On Friday, the Pakistan Cricket Board (PCB) disclosed that the Court of Arbitration for Sports (CAS) fined Rs4.25 million to cricketer Umar Akmal and decreased his suspension to 12 months.
According to a press statement released by the PCB, Akmal was found guilty of breaching Article 2.4.4 of the Ant-Corruption Code and a fine of Rs4.25 million was imposed on him.
Akmal, according to the PCB, after paying a fine of Rs4,250,000 and completing a rehab program under the Anti-Corruption Code of the PCB, will be entitled to return to cricket.
Akmal’s request to have his two cell phones returned to him was denied by the CAS. The court claimed that, for separate inquiries, the PCB keeps the phones and it has the right to do so.
On 27 April 2020, in two separate cases, the Chairman of the Disciplinary Panel found Umar Akmal guilty on two counts of separate violations of Article 2.4.4 of the PCB Anti-Corruption Code and imposed a three-year ban, with periods of ineligibility to run concurrently.
On 29 July 2020, after Akmal challenged against the ruling, the Independent Adjudicator amended the verdict and shortened the duration of disqualification to 18 months.
Both the PCB and Akmal had appealed against this ruling to the CAS, the latter arguing that he was not guilty of the charges, while the PCB’s appeal had been lodged “focusing on a point of law relating to the combined execution of the sentences for the two charges upheld by the independent adjudicator.”

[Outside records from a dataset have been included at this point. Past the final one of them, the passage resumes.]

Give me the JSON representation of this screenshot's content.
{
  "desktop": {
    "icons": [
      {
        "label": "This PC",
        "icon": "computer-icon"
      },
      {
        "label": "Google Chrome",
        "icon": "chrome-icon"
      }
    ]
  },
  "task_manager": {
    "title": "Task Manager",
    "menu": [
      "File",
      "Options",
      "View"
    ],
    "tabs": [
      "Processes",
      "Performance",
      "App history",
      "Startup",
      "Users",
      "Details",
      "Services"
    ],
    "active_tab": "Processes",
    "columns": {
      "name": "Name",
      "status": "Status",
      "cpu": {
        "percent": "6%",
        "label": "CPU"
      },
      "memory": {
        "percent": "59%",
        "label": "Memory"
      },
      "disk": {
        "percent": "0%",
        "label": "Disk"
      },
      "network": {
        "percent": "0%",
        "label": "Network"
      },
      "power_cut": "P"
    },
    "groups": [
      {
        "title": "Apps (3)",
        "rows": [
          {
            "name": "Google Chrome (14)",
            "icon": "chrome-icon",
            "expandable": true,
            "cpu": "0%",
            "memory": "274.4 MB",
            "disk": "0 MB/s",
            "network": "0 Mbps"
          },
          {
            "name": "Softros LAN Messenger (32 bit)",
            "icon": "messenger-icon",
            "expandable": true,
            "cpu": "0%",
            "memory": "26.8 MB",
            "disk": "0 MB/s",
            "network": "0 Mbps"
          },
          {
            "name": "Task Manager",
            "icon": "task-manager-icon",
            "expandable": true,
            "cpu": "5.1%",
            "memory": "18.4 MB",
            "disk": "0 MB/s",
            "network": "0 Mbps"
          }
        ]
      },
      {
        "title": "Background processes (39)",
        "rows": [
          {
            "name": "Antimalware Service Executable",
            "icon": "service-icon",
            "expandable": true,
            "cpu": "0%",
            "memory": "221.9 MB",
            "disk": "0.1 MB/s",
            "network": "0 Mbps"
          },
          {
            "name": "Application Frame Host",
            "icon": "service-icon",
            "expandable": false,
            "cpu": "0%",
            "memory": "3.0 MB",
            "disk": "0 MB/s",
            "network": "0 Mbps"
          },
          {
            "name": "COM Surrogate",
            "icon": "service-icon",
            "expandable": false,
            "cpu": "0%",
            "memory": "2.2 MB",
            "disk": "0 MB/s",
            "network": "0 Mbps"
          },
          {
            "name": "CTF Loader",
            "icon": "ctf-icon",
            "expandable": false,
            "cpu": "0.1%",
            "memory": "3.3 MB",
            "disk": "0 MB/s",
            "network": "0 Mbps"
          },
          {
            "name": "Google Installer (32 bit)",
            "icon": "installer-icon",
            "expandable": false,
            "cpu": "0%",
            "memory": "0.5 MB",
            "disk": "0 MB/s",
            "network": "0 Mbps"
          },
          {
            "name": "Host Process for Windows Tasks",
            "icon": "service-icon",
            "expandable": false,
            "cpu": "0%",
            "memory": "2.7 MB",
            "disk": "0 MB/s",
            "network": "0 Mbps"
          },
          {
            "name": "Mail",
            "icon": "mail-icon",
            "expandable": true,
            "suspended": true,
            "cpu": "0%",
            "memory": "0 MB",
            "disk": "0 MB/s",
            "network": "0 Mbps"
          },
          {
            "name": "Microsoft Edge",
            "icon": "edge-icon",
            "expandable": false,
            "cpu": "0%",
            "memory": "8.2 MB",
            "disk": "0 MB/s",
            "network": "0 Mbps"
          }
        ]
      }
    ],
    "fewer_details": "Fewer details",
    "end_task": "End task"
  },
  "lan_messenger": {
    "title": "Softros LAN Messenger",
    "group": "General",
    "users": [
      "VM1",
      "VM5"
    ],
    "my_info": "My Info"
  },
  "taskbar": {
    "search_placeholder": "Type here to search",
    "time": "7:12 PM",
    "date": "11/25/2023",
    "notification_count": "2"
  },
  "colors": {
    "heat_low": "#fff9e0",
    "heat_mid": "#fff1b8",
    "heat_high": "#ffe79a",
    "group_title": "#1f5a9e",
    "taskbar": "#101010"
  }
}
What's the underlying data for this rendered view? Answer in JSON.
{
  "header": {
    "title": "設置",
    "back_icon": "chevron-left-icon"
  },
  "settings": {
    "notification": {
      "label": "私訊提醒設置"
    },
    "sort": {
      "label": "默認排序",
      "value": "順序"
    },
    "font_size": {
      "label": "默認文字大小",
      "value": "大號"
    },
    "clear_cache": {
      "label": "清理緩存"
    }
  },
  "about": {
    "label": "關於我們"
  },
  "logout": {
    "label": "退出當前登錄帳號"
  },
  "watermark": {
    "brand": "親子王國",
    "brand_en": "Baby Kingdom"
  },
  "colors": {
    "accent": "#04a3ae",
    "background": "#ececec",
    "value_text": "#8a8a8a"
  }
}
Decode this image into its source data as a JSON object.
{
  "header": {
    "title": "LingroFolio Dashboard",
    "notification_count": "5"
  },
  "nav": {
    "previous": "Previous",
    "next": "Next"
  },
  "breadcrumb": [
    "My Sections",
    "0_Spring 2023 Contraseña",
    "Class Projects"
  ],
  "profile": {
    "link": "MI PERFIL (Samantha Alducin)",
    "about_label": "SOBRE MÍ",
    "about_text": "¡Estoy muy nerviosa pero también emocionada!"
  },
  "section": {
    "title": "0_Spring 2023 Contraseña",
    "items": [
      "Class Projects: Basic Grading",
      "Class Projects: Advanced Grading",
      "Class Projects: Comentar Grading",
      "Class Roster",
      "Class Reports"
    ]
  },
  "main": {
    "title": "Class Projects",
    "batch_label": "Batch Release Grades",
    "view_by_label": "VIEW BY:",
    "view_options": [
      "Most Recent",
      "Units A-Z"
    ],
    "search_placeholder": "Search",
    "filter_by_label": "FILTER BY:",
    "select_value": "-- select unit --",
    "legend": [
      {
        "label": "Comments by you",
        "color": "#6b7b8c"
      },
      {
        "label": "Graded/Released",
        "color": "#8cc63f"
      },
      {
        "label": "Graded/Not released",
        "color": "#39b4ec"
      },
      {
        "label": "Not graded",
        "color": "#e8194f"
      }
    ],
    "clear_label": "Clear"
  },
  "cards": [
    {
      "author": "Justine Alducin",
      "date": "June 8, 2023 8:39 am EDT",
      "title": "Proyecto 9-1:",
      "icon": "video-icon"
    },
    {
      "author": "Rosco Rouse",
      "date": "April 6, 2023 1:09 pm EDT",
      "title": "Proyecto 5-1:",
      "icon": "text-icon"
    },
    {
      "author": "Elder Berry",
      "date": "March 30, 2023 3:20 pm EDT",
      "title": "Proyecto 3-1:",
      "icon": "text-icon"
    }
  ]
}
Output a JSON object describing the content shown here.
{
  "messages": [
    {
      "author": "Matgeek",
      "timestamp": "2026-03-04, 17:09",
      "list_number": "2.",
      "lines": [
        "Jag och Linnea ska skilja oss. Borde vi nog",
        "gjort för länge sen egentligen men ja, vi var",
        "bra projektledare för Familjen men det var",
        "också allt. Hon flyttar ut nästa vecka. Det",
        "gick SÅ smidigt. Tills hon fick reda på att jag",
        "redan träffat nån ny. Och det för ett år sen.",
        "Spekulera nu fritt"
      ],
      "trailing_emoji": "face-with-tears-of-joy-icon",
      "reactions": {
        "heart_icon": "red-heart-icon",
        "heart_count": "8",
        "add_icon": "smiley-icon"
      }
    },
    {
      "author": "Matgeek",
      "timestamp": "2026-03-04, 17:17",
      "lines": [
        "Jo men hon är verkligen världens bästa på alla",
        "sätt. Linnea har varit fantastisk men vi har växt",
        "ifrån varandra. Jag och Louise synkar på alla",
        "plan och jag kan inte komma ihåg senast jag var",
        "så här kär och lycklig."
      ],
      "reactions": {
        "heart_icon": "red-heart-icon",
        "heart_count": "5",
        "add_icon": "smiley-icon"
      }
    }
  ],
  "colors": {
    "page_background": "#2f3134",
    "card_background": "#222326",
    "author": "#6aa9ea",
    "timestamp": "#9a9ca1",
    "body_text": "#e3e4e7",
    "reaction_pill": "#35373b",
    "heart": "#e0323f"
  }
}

The PCB reminded all cricketers to immediately report match-fixing and spot-fixing incidences as they occur to assist “the anti-corruption unit attempt to eradicate the anathema of fixing.”
PCB disciplinary committee bans Umar Akmal for three years
After he disclosed in an interview that he was offered $200,000 by fixers to abandon two shipments in one of the matches, Akmal had landed in hot water. He had also said that money had been offered to miss games against India.
I was once offered $200,000 for two deliveries to leave in a match. He had said in the interview that I had also been offered to miss games against India.
During the ICC Cricket World cup, including the 2015 edition in Australia and New Zealand, the batsman also said he was approached by fixers.
However, Akmal had neglected in this matter and failed to report this to the anti-corruption unit.
According to the Anti-Corruption Code 2.4.4 and 2.4.5 of the ICC, players are obliged to reveal all the unethical methods they have taken in any case and there is a minimum penalty of five years for failure to do so.